Silencing the inner critic totally isn’t necessarily possible, it’s going to start talking when we are tired and stressed. It’s again important for those we work with and care for to know that. It is possible to dilute it. It’s so very important that we all have self care and that we are kind to ourselves. I know during the times when I worked hard on my own problems, I viewed myself as an athlete. Not in the way I had a perfect body!!! (inner critic still present). In the way that if I did not ‘train’ every day, how could I possibly recover. Time factor was important. For me, I needed to mentally be in the right place by a certain date or what was the point. I was in fact told to train like this by therapists. I was told that when I failed, I wasn’t engaging. I was just point blank terrified of the task I’d been set. All this did was put me under pressure, make me keep placing myself in stressful situations to try to prove/disprove that I was ‘ready’ or ‘recovered’. Ultimately, most of these scenarios failed and only served to reinforce the inner critic, sitting on on my shoulder, providing so much negative talk. As an adult, I had a choice what I did. But actually, I wasn’t giving myself any choices. I was putting myself under immense pressure to perform and recover. In effect, by setting some goals for those we educate and care for, we are doing the same. This is without their own inner critic sending negative messages.
This is not to suggest that we don’t have goals but that we achieve them in a different way. The main thing I have discovered is that you can’t build on rocky foundations. Meaning, we can’t treat the symptom, without treating the person first. If we carry on only providing intervention and support for the presenting problem, it will continue to arise if you don’t get to the root cause, it just manifest itself in a different place or presenting way. I’ve read a lot about metacognition and in many ways what I’ve written about in this blog is in essence simply that. However, we do need to go that next step and look at the inner critic and belief systems.
Where is you happy place? .
Credit image from Integrated Learning Strategies
In order to tackle the problem about core beliefs, it works better if you are in a good place.
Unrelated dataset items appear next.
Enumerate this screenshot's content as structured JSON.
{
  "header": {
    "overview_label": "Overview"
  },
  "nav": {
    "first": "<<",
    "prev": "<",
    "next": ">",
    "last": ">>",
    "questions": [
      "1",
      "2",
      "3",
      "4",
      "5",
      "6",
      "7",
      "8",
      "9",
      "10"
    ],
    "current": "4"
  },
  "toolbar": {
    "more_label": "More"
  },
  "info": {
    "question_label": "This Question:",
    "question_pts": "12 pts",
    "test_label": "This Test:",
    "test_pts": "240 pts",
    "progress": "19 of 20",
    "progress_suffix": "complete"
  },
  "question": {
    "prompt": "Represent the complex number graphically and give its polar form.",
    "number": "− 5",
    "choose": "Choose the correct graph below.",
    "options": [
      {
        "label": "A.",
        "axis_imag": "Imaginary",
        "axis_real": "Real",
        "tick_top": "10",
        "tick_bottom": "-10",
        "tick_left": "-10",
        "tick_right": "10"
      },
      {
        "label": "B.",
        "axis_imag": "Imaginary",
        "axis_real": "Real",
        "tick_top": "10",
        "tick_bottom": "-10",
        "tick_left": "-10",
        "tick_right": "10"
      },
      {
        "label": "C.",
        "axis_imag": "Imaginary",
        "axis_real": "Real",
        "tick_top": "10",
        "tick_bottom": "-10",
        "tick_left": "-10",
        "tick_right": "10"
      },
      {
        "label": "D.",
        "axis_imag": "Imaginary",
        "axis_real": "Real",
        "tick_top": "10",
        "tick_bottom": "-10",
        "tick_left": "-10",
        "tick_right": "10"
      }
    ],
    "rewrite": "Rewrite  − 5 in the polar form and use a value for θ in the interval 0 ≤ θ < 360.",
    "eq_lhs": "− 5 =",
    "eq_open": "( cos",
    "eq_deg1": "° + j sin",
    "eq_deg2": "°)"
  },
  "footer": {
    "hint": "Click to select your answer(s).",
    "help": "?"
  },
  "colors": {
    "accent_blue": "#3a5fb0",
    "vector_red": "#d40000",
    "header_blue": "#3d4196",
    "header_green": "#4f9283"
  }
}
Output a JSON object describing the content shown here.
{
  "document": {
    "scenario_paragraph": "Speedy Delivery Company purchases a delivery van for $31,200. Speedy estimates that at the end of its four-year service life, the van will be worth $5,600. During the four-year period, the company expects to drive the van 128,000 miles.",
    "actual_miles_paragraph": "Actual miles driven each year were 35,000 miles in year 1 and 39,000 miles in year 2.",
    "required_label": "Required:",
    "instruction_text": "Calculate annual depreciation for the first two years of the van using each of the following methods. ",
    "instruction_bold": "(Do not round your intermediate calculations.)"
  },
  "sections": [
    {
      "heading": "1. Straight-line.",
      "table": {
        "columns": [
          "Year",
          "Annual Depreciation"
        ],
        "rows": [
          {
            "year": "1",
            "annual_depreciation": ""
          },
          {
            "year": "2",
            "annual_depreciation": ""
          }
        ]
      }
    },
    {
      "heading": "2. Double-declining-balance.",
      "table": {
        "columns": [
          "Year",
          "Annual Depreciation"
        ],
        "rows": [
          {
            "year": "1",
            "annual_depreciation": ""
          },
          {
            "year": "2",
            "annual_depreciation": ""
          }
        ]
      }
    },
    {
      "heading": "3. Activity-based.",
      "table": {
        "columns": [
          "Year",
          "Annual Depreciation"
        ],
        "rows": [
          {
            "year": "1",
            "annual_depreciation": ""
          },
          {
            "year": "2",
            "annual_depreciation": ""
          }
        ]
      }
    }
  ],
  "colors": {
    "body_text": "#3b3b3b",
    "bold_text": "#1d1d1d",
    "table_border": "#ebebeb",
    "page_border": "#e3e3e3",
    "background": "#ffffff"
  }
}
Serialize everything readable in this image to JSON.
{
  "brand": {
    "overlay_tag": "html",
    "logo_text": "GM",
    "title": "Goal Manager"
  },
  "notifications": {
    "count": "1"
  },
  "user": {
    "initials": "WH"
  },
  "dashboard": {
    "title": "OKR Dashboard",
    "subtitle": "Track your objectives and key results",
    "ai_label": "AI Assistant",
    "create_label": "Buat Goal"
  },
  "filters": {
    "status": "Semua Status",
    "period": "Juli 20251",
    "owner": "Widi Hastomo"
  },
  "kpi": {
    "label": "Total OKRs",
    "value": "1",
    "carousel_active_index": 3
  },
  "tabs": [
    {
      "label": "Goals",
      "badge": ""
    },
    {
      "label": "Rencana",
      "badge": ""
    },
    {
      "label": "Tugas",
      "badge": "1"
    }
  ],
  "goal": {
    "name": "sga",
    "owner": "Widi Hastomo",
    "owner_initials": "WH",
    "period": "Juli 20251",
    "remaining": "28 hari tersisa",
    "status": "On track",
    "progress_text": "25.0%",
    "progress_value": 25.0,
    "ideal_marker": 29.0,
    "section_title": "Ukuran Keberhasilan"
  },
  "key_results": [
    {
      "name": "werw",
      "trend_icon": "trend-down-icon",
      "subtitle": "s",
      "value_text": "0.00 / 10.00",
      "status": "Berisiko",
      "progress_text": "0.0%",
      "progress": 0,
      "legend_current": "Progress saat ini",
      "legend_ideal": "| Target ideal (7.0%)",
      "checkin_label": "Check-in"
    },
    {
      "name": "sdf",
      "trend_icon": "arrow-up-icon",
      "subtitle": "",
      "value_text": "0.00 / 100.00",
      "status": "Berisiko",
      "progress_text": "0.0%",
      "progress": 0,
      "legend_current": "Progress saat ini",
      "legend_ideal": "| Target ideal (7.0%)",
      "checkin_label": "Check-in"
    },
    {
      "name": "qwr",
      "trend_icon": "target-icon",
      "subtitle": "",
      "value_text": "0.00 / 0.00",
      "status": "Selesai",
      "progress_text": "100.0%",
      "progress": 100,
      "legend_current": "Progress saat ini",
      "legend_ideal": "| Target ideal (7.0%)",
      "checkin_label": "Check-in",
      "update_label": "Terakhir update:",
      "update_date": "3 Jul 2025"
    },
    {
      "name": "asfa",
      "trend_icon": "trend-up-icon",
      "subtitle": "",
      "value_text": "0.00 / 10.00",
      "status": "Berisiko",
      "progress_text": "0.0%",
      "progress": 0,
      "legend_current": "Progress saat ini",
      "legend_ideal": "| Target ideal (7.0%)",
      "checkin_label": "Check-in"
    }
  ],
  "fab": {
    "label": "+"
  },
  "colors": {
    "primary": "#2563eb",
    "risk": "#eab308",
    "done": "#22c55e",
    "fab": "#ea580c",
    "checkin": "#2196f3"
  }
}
To get there you need to be in a happy place, feeling good about yourself. Being kind to yourself, having ‘me time’, if only for 15 mins a day. I know I can hear everyone shouting at the screen, “I can’t even go to the loo on my own without being shouted”. However, you can’t run on an empty tank. We know we need it as adults and so do our young people. For me, my happy place is a spa day, listening to zen music, a walk next to a babbling brook, smelling the delicate spices of a honeysuckle or lilac blossom, listening to the birds, watching the changes in nature and scenery. For my learner, they enjoy working on a farm and probably due to their ASD, need that sensory feedback to feel ‘balanced’. We spoke about perhaps a physical happy place they enjoyed being. It can be difficult for some people to simply relax and imagine that place. The image above may be helpful to help start a conversation with younger people. It’s important to be able to feel balanced and safe within yourself. When we feel unsafe and anxious, we need to be able to find that place of safety in our own minds. Without that it’s difficult to make progress.